Median imputation using sapply

Question

I want to replace missing values in columns of a dataframe. I have written the following code

MedianImpute <- function(data=data)
     {
      for(i in 1:ncol(data))
        {        
        if(class(data[,i]) %in% c("numeric","integer"))
          {
          if(sum(is.na(data[,i])))
            {
            data[is.na(data[,i]),i] <- 
                          median(data[,i],na.rm = TRUE)
            }
          }
        }
      return(data)
      }

This returns the dataframe with the NAs replaced by the column median. I do no want to use for loop, how can I get the same result using any of the apply functions in R?

Answer 1

This is actually a subtle problem, so worth a bit of discussion (IMO). You have a data frame and want to impute medians for numeric columns only, with the result being, of course, a data frame.

The apply(...) function will coerce it's argument to a matrix first. Since all elements in a matrix must by definition be the same data type, if there are any character or factor columns in the original df, the whole matrix will be coerced to char when it is passed to apply(...).

# 1st column of df is a factor
df <- data.frame(a=letters[1:5],x=sample(1:5,5),y=runif(5))
df[3,]$x <- NA
df[5,]$y <- NA
df
#   a  x         y
# 1 a  5 0.5235779
# 2 b  3 0.2142011
# 3 c NA 0.8886608
# 4 d  4 0.4952574
# 5 e  1        NA

apply(df,2,function(x) {
  if(is.numeric(x)) ifelse(is.na(x),median(x,na.rm=T),x) else x})
#      a   x    y          
# [1,] "a" " 5" "0.5235779"
# [2,] "b" " 3" "0.2142011"
# [3,] "c" NA   "0.8886608"
# [4,] "d" " 4" "0.4952574"
# [5,] "e" " 1" NA         

sapply(df,FUN=f) will pass the columns of df individually to a function f(...), but, the result will be matrix.

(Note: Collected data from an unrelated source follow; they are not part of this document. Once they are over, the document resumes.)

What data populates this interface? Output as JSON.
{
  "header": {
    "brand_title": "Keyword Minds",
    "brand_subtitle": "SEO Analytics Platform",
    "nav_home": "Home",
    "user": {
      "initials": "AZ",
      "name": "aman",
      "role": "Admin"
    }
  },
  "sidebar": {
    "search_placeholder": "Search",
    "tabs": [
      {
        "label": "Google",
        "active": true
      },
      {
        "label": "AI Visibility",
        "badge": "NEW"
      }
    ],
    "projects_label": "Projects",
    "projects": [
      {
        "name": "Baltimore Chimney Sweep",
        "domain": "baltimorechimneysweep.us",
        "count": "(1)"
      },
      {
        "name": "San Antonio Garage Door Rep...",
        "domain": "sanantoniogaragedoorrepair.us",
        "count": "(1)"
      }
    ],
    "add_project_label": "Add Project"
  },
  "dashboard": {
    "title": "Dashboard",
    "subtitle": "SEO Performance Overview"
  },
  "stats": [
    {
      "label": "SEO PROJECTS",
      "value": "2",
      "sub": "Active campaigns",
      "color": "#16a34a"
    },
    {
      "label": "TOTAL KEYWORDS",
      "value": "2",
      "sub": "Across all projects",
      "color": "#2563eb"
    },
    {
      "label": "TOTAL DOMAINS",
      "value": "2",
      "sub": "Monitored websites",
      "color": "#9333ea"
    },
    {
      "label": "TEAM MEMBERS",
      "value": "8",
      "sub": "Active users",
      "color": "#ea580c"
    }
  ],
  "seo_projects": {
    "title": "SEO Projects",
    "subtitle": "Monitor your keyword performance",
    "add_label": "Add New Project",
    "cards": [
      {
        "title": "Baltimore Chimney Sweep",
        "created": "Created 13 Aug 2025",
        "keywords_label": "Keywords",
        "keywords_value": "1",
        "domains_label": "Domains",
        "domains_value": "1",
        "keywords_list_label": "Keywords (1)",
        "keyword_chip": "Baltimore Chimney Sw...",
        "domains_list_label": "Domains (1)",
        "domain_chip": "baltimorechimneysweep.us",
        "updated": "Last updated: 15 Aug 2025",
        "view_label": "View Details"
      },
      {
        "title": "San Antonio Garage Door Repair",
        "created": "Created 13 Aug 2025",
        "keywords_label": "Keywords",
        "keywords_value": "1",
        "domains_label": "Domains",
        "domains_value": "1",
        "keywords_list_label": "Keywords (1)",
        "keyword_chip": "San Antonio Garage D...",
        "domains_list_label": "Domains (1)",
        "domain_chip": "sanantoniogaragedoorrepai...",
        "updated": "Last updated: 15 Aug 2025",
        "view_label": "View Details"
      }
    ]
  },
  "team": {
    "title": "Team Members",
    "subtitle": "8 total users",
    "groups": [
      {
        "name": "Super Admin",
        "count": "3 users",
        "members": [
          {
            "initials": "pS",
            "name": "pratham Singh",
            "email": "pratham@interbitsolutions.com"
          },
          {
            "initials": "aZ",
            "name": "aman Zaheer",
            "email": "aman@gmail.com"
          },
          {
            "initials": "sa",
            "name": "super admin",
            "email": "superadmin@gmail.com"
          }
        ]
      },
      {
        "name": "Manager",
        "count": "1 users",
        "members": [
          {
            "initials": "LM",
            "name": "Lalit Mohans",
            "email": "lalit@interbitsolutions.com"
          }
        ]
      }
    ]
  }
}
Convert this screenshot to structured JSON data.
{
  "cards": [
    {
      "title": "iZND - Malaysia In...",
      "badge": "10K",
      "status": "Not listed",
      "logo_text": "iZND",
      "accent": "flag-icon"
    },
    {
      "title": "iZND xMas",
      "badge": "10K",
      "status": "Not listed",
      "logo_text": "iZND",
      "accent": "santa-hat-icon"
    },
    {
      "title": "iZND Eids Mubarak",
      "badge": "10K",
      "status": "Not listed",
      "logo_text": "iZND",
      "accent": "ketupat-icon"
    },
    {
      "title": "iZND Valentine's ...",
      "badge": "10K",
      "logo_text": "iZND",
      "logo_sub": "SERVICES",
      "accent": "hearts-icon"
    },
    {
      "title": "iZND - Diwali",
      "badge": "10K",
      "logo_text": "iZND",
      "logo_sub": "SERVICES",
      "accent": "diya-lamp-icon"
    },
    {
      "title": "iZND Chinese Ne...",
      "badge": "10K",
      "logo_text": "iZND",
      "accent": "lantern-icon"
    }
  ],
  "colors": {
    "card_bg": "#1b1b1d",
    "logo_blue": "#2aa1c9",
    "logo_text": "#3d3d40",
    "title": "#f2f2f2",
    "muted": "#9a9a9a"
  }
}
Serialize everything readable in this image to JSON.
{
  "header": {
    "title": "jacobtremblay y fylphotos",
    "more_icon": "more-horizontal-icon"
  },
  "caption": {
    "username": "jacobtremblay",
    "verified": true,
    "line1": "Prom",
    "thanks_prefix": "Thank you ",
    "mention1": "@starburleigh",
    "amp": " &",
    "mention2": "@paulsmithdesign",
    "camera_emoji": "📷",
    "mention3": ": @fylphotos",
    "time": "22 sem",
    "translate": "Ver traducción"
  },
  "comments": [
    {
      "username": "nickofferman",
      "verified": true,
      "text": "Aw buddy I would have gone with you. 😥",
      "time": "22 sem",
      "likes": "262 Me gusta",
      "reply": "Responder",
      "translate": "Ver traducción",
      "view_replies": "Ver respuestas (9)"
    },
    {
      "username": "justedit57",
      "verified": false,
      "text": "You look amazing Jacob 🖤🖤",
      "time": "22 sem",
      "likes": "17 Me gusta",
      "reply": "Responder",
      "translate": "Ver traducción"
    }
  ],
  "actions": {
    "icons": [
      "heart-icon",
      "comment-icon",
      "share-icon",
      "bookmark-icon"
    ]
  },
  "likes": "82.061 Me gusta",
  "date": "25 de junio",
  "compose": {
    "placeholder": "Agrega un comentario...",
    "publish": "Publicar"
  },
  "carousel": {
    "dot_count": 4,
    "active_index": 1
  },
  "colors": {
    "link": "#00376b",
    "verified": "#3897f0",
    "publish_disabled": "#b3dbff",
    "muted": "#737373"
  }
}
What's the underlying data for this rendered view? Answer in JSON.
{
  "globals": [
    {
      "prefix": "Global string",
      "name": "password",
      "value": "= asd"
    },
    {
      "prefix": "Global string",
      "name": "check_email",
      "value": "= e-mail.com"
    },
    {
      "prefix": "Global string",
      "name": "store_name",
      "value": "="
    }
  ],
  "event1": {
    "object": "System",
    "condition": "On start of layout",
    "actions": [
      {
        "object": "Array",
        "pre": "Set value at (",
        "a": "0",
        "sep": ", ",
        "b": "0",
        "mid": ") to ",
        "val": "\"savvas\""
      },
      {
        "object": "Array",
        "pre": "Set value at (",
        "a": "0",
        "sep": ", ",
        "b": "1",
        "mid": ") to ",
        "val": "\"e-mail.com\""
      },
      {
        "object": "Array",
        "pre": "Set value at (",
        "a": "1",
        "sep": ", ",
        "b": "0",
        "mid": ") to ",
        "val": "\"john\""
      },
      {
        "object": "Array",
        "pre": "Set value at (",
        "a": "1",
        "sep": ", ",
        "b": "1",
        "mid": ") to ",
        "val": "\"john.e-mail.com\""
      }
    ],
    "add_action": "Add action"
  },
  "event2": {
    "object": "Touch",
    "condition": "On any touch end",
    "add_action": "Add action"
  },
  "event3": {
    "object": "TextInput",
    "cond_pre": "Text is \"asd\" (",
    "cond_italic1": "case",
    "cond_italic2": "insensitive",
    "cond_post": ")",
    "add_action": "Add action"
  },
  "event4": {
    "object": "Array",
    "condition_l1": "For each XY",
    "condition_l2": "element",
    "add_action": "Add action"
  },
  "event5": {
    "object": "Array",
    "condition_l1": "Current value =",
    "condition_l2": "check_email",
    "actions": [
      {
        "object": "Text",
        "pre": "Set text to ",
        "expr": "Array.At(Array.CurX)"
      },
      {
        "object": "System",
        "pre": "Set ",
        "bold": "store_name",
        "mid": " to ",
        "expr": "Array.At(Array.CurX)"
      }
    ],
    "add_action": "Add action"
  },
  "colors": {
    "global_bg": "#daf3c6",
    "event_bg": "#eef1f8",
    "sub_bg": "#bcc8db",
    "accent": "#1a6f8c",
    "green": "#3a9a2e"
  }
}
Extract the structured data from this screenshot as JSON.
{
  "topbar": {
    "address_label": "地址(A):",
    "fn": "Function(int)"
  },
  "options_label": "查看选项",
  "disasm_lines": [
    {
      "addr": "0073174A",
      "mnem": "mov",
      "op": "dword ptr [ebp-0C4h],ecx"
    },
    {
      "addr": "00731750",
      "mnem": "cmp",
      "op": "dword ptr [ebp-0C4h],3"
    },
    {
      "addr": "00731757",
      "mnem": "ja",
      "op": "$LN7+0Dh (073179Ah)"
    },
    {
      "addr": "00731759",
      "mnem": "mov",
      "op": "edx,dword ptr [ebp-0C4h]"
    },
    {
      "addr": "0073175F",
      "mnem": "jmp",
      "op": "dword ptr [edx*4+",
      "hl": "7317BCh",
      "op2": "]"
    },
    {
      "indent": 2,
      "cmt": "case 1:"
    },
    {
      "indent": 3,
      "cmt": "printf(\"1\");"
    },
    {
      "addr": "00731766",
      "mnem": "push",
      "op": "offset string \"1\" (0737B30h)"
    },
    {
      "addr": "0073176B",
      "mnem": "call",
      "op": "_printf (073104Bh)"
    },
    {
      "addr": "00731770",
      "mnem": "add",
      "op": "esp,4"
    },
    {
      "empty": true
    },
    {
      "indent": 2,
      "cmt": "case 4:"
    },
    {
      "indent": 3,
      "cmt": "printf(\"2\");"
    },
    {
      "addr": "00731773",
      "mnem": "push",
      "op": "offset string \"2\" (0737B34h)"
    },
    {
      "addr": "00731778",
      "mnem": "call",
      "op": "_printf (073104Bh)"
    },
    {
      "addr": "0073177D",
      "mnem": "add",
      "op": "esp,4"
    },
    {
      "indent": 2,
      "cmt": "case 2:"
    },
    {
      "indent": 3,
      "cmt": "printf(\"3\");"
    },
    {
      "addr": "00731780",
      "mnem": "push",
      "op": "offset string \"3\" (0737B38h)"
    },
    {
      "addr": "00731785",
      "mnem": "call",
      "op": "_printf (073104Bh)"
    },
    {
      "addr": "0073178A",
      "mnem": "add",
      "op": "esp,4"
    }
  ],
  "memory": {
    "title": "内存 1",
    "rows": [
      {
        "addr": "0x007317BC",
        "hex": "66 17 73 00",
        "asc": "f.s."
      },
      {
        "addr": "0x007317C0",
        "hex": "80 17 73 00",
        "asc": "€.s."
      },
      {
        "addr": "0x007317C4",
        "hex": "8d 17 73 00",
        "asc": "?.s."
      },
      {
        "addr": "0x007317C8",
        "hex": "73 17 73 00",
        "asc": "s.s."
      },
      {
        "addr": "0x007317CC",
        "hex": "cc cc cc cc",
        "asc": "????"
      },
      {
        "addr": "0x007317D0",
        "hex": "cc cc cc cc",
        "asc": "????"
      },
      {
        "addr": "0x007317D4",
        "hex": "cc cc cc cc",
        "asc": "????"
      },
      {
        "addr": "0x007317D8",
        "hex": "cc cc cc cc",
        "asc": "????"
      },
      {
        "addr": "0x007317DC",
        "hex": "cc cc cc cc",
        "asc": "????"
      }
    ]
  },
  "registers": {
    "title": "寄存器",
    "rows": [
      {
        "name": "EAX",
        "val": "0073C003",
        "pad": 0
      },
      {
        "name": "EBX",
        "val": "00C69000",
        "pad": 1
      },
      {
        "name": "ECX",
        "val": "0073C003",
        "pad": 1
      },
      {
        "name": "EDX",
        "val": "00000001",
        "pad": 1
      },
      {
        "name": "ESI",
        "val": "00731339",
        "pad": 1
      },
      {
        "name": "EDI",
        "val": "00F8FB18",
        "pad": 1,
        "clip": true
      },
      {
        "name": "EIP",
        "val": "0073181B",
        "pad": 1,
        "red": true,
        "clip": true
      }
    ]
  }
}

So, for example, any factors in df will be coerced to integer.

sapply(df,function(x) {
  if(is.numeric(x)) ifelse(is.na(x),median(x,na.rm=T),x) else x})
#      a   x         y
# [1,] 1 5.0 0.5235779
# [2,] 2 3.0 0.2142011
# [3,] 3 3.5 0.8886608
# [4,] 4 4.0 0.4952574
# [5,] 5 1.0 0.5094176

So here, df$x and df$y are correct,but look what happened to df$a: the factor was coerced to numeric by returning the factor levels - not what you want!

lapply(df,FUN=F) will return a list, which can then be converted to a data frame. This approach gives you the desired result:

data.frame(lapply(df,function(x) {
    if(is.numeric(x)) ifelse(is.na(x),median(x,na.rm=T),x) else x}))
#   a   x         y
# 1 a 1.0 0.3093707
# 2 b 3.0 0.3486391
# 3 c 3.5 0.8292446
# 4 d 5.0 0.7882574
# 5 e 4.0 0.5684483

I suppose it's debatable whether this is any better than using a loop...

Answer 2

You could use apply to apply a function across all columns

dat<-data.frame(c1=c(1,2,3,NA),c2=c(10, NA, 20, 30))
apply(dat, 2, function(x) ifelse(is.na(x), median(x, na.rm=T), x))

slightly faster

imputeMedianv3<-function(x) apply(x, 2, function(x){x[is.na(x)]<-median(x, na.rm=T); x})

I'm sure if what you're looking for is performance, someone will provide a data table solution (unfortunately I am not familiar with that package so can't do myself).